El activista afirmó que ambos magistrados acumulaban décadas de servicio vinculadas al sandinismo.

“Participaron en la guerra, militancia en estructuras de seguridad, tendidos electorales, y ascensos en la carrera judicial desde los años 90, con capacitación especializada en temas de violencia hacia las mujeres.
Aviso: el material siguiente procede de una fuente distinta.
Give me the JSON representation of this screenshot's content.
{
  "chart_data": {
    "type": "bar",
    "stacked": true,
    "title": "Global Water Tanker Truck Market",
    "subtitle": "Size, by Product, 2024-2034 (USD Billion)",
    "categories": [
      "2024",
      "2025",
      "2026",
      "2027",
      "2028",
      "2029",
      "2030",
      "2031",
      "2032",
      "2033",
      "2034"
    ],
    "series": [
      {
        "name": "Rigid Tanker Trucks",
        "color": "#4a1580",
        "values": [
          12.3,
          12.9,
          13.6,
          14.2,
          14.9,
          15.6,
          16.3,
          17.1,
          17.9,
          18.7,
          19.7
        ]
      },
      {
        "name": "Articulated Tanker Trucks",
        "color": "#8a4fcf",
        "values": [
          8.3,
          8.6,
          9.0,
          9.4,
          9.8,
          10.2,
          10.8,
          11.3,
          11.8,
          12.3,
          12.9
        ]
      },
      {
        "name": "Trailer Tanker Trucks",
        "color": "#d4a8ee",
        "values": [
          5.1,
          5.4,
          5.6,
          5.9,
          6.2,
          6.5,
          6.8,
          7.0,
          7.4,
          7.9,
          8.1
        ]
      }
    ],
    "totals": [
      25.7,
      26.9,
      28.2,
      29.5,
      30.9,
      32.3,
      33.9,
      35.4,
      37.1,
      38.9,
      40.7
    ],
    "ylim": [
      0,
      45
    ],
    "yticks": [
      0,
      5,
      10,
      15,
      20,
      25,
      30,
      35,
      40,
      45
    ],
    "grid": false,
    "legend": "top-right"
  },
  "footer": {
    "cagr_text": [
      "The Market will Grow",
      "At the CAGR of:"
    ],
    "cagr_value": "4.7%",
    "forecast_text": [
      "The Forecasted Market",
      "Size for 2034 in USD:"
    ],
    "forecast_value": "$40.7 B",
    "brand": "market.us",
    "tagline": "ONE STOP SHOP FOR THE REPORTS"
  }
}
Sin embargo, estos antecedentes no han impedido que enfrenten la misma ‘situación de salud’ que otros, donde los obligan a firmar cartas de renuncias (en esta ocasión bajo presión)”, sostuvo de acuerdo a sus fuentes judiciales.

Morazán, quien fue despojado de su nacionalidad por el régimen sandinista, sostuvo que “ni la lealtad prolongada, ni la trayectoria política, ni la historia de sacrificios, ni el servilismo al sistema garantizan protección o estabilidad”. Añadió que incluso quienes han mantenido fidelidad al sistema terminan siendo afectados por las actuales dinámicas de poder.

En su publicación, mencionó el caso del exjuez de Violencia Edén Aguilar, quien condenó por “delito sexual” al monseñor Rolando Urbina, de Boaco, y posteriormente fue separado de su cargo. “Perdón, ‘renunciado’”, ironizó.

Impacto en víctimas de violencia

Morazán advirtió que estas salidas tendrían repercusiones directas en mujeres víctimas de violencia.

Explicó que la Sala Especializada atendía apelaciones con magistrados seleccionados por mérito y capacitados en perspectiva de género, protocolos de atención integral y aplicación de la Ley 779, Ley Integral contra la Violencia hacia las Mujeres.

Según su valoración, la ausencia de intromisiones externas permitía resoluciones más sensibles y especializadas en casos de violencia de género y justicia penal adolescente.

“Con estos cambios forzados, purgas y ‘enfermedades’ repentinas, la calidad y especialización en la atención a víctimas se deteriora cada vez más, dejando a muchas mujeres en mayor vulnerabilidad ante un sistema cada vez más politizado, inestable y mediocre”, expresó.

Desde la intervención al Poder Judicial en octubre de 2023, se han reportado múltiples renuncias atribuidas oficialmente a motivos de salud.

Entre los casos mencionados por fuentes judiciales y denunciados por operadores críticos del sistema figuran magistrados y jueces que dejaron sus cargos entre finales de 2023 y 2024 bajo el mismo argumento.